Teen Who Walked 5 Hours to Get to Work Now Drives, Thanks to GoFundMe Campaign
The Benicia Police Department first gifted him a bicycle, and then started a GoFundMe campaign that quickly raised more than $40,000.
A California teen used to walk nearly five hours to and from work every day, but thanks to the kindness of local police officers and support from their community, he can now drive the distance.
Through a successful GoFundMe campaign started by the Benicia Police Department that raised more than $40,000 over the last four months, Jourdan Duncan, 18, was able to buy a used Volkswagen Passat to get to his job as a packaging line worker.
He's also taking classes, and studying to become a California Highway Patrol Officer.
"They’re setting an example of what a good community is," Duncan said. "I thought maybe that could be me — maybe I can have a change in our society and change in the community."
It's no wonder Duncan looks up to law enforcement — it was the Benicia Police Department's kindness that changed his life in September.

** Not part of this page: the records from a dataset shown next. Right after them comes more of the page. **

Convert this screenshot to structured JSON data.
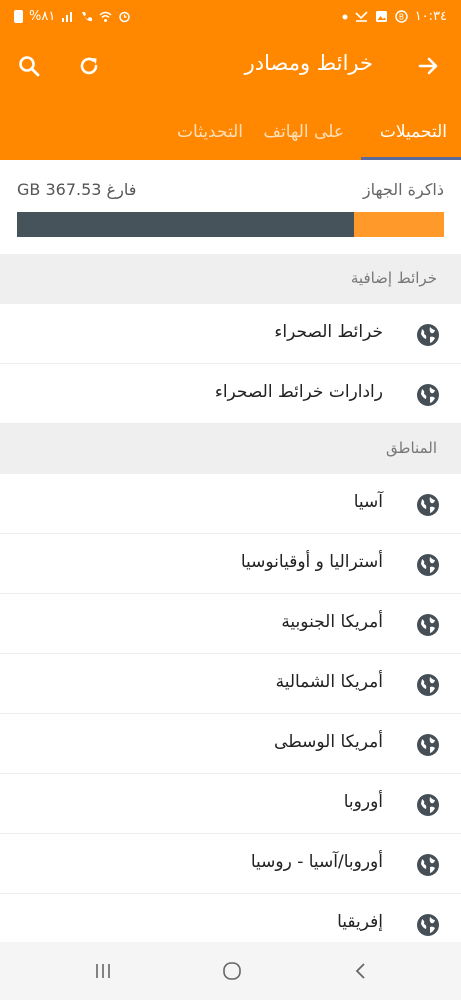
{
  "status_bar": {
    "time": "١٠:٣٤",
    "battery": "%٨١"
  },
  "app_bar": {
    "title": "خرائط ومصادر",
    "icons": [
      "back-arrow-icon",
      "search-icon",
      "refresh-icon"
    ]
  },
  "tabs": [
    {
      "label": "التحميلات",
      "active": true
    },
    {
      "label": "على الهاتف",
      "active": false
    },
    {
      "label": "التحديثات",
      "active": false
    }
  ],
  "memory": {
    "label": "ذاكرة الجهاز",
    "free_text": "فارغ GB 367.53",
    "used_fraction": 0.79,
    "colors": {
      "used": "#47535a",
      "free": "#ff9a2a"
    }
  },
  "sections": {
    "extra_maps": {
      "header": "خرائط إضافية",
      "items": [
        "خرائط الصحراء",
        "رادارات خرائط الصحراء"
      ]
    },
    "regions": {
      "header": "المناطق",
      "items": [
        "آسيا",
        "أستراليا و أوقيانوسيا",
        "أمريكا الجنوبية",
        "أمريكا الشمالية",
        "أمريكا الوسطى",
        "أوروبا",
        "أوروبا/آسيا - روسيا",
        "إفريقيا"
      ]
    }
  },
  "accent_color": "#ff8800"
}
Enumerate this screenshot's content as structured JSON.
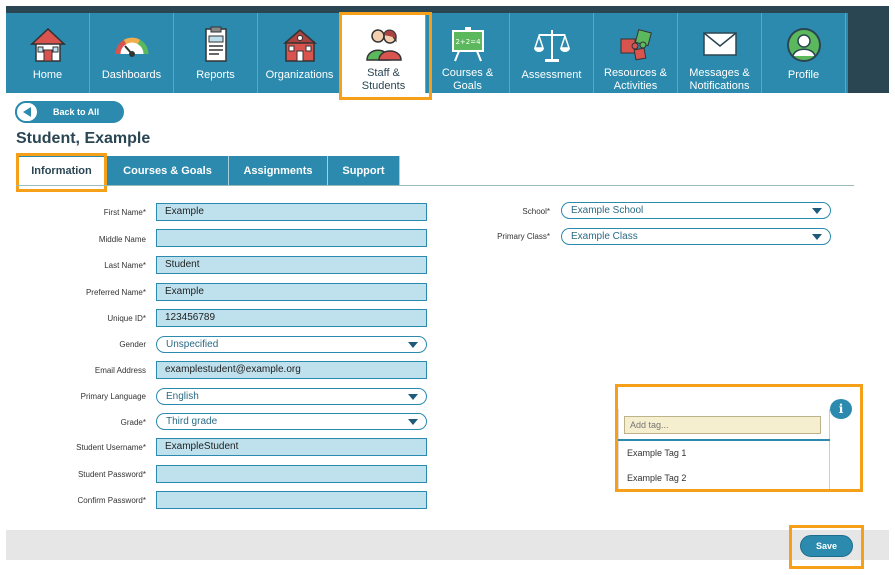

Duncan recalls walking home late one night when he said he saw the flashing lights of a police car come up behind him.
"I said, 'Uh-oh, I hope I didn’t do anything,'" Duncan told InsideEdition.com.
Corporal Kirk Keffer, with the Benicia Police Department, pulled up behind him, and waved him over.
"It’s dark; there’s no sidewalks," Keffer said. "I asked him where he was walking to, and he says, 'Home.'"
So, Keffer offered Duncan a ride.
Along the way, Duncan mentioned his car had broken down, and he had no other way to get to and from his job than to walk nearly five hours both ways.
“I had to start saving up little by little,” Duncan said, explaining that his paychecks went toward helping out his parents, paying tuition for college, and saving up for a new car. "It’s a pretty peaceful walk. I just put in my headphones, play my music."
Keffer said he was impressed, and sympathetic to his cause.
"People use [a long commute] as an obstacle not to work," Keffer said. "I wanted to make sure that he understood a good work ethic and dedication like that is going to be noticed and rewarded."
Keffer went back to his department after dropping the teen off, and asked his superiors if there was anything they could do for him.
They eventually gathered some extra money from their department’s account, and surprised Duncan with a brand new bicycle.
"He helped make my life easier," Duncan said, adding that his commute time was reduced to only 50 minutes in one direction. "They care about their community, they care about their people and they care to help us."
Inspired by what good a little money could do, the police department then started a GoFundMe page for Duncan that turned his life upside down just months later.
"Every chance we get to help somebody out we try to do it," Keffer said.